Mimo opadów bardzo mało wody jest również na zachodzie, południu i północy kraju- tu również w wielu miejscach panuje susza rolnicza i hydrologiczna.
Na wielu rzekach notujemy najniższe stany wód w spisanej historii Polski. Od pierwszych notorycznych susz minęło już 10 lat.
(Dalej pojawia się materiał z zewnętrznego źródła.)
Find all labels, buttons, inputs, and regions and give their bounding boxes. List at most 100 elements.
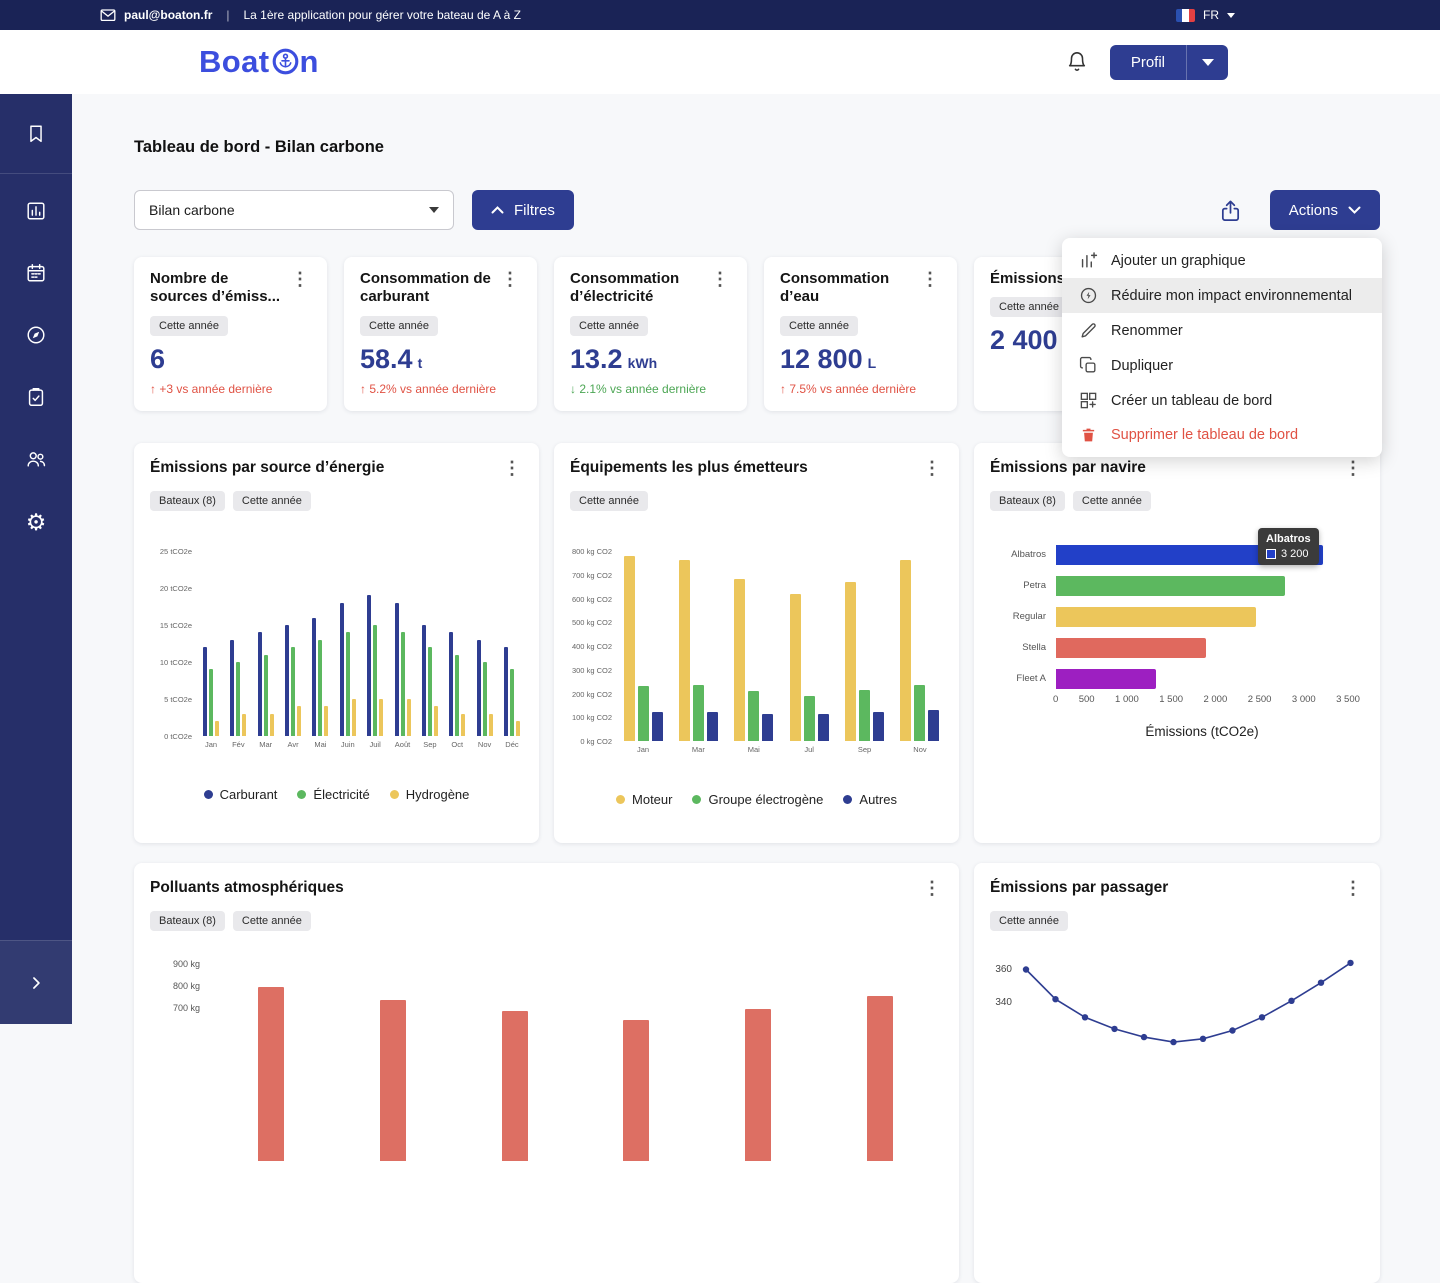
- x-tick-label: 2 000: [1203, 694, 1227, 705]
- boats-badge: Bateaux (8): [150, 911, 225, 931]
- chevron-down-icon: [1227, 13, 1235, 18]
- y-tick-label: 200 kg CO2: [572, 690, 612, 699]
- bar: [867, 996, 893, 1161]
- menu-item-create-dashboard[interactable]: Créer un tableau de bord: [1062, 383, 1382, 418]
- kpi-unit: kWh: [628, 355, 658, 371]
- tooltip-swatch: [1266, 549, 1276, 559]
- bar-group: [258, 963, 284, 1161]
- sidebar-item-analytics[interactable]: [25, 200, 47, 222]
- kebab-menu-icon[interactable]: ⋮: [919, 270, 941, 307]
- chart-title: Émissions par passager: [990, 879, 1342, 897]
- period-badge: Cette année: [570, 316, 648, 336]
- sidebar-expand-button[interactable]: [0, 940, 72, 1024]
- bar: [623, 1020, 649, 1161]
- x-tick-label: Août: [395, 740, 410, 749]
- sidebar: ⚙: [0, 94, 72, 1024]
- add-chart-icon: [1079, 251, 1098, 270]
- bar: [679, 560, 690, 741]
- menu-item-rename[interactable]: Renommer: [1062, 313, 1382, 348]
- kebab-menu-icon[interactable]: ⋮: [499, 270, 521, 307]
- menu-item-delete-dashboard[interactable]: Supprimer le tableau de bord: [1062, 418, 1382, 452]
- profile-caret-button[interactable]: [1186, 45, 1228, 80]
- bottom-row: Polluants atmosphériques⋮ Bateaux (8) Ce…: [134, 863, 1380, 1283]
- kpi-value: 2 400: [990, 325, 1058, 356]
- bar-group: Jan: [622, 551, 664, 754]
- y-tick-label: 600 kg CO2: [572, 595, 612, 604]
- bar: [734, 579, 745, 741]
- kebab-menu-icon[interactable]: ⋮: [501, 459, 523, 477]
- pollutants-bar-chart: 900 kg800 kg700 kg: [150, 955, 943, 1161]
- sidebar-item-bookmark[interactable]: [0, 94, 72, 174]
- bar: [745, 1009, 771, 1161]
- bar: [236, 662, 240, 736]
- y-tick-label: Regular: [990, 611, 1046, 622]
- kpi-card-emission-sources: Nombre de sources d’émiss...⋮ Cette anné…: [134, 257, 327, 411]
- kebab-menu-icon[interactable]: ⋮: [921, 459, 943, 477]
- profile-split-button[interactable]: Profil: [1110, 45, 1228, 80]
- bar-group: Nov: [476, 551, 494, 749]
- kpi-title: Consommation d’eau: [780, 270, 919, 307]
- language-selector[interactable]: FR: [1176, 8, 1235, 22]
- chart-legend: MoteurGroupe électrogèneAutres: [570, 792, 943, 807]
- x-tick-label: Nov: [478, 740, 491, 749]
- menu-item-reduce-impact[interactable]: Réduire mon impact environnemental: [1062, 278, 1382, 313]
- bar: [434, 706, 438, 736]
- kpi-card-fuel: Consommation de carburant⋮ Cette année 5…: [344, 257, 537, 411]
- bar: [258, 987, 284, 1161]
- dashboard-select[interactable]: Bilan carbone: [134, 190, 454, 230]
- sidebar-item-calendar[interactable]: [25, 262, 47, 284]
- y-tick-label: 5 tCO2e: [164, 695, 192, 704]
- bar-group: Juil: [366, 551, 384, 749]
- kpi-title: Consommation d’électricité: [570, 270, 709, 307]
- y-axis: 360340: [990, 947, 1020, 1097]
- actions-button[interactable]: Actions: [1270, 190, 1380, 230]
- anchor-icon: [272, 48, 299, 75]
- bar: [270, 714, 274, 736]
- sidebar-item-navigation[interactable]: [25, 324, 47, 346]
- bar: [1056, 607, 1256, 627]
- x-tick-label: Mar: [692, 745, 705, 754]
- bar: [373, 625, 377, 736]
- filters-label: Filtres: [514, 202, 555, 219]
- x-tick-label: 1 000: [1115, 694, 1139, 705]
- export-share-icon[interactable]: [1219, 199, 1242, 222]
- kpi-card-electricity: Consommation d’électricité⋮ Cette année …: [554, 257, 747, 411]
- boaton-logo[interactable]: Boat n: [199, 44, 319, 80]
- kebab-menu-icon[interactable]: ⋮: [1342, 459, 1364, 477]
- bar-group: [623, 963, 649, 1161]
- kebab-menu-icon[interactable]: ⋮: [289, 270, 311, 307]
- chart-card-ships: Émissions par navire⋮ Bateaux (8) Cette …: [974, 443, 1380, 843]
- mail-icon: [100, 9, 116, 22]
- period-badge: Cette année: [360, 316, 438, 336]
- kebab-menu-icon[interactable]: ⋮: [1342, 879, 1364, 897]
- bar: [352, 699, 356, 736]
- bar: [859, 690, 870, 741]
- bar: [242, 714, 246, 736]
- notifications-bell-icon[interactable]: [1066, 51, 1088, 73]
- sidebar-item-checklist[interactable]: [25, 386, 47, 408]
- menu-item-label: Créer un tableau de bord: [1111, 393, 1272, 409]
- x-tick-label: 3 500: [1336, 694, 1360, 705]
- hbar-row: Stella: [990, 632, 1364, 663]
- chevron-down-icon: [1348, 206, 1361, 214]
- bookmark-icon: [25, 123, 47, 145]
- bar: [230, 640, 234, 736]
- x-tick-label: Jul: [804, 745, 814, 754]
- menu-item-duplicate[interactable]: Dupliquer: [1062, 348, 1382, 383]
- y-tick-label: 700 kg CO2: [572, 571, 612, 580]
- y-tick-label: 10 tCO2e: [160, 658, 192, 667]
- kebab-menu-icon[interactable]: ⋮: [709, 270, 731, 307]
- x-tick-label: Juil: [370, 740, 381, 749]
- sidebar-item-settings[interactable]: ⚙: [26, 510, 47, 534]
- menu-item-add-chart[interactable]: Ajouter un graphique: [1062, 243, 1382, 278]
- bar-group: Mai: [311, 551, 329, 749]
- filters-button[interactable]: Filtres: [472, 190, 574, 230]
- bar: [258, 632, 262, 736]
- sidebar-item-crew[interactable]: [24, 448, 48, 470]
- user-email[interactable]: paul@boaton.fr: [124, 8, 212, 22]
- profile-button[interactable]: Profil: [1110, 45, 1186, 80]
- legend-label: Autres: [859, 792, 897, 807]
- dashboard-grid-icon: [1079, 391, 1098, 410]
- dashboard-select-value: Bilan carbone: [149, 202, 235, 218]
- kebab-menu-icon[interactable]: ⋮: [921, 879, 943, 897]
Obserwując przyrodę w takim tempie za kolejne 10 lat krajobraz za oknami zamieni się w step a lasy przypominać będą stojące zapałki bez korony drzew.
To ostatni dzwonek by zatrzymywać wodę w glebie na wszystkie sposoby i zmieniać gospodarstwo na nowy klimat w jakim przychodzi nam żyć. Jeśli nic sie nie zmieni niebawem; za mniej niż dekadę czekać nas mogą wojny o wodę na terenie całej Europy w tym u nas; gdzie sytuacja już jest tragiczna i stoimy u progu katastrofy klimatycznej.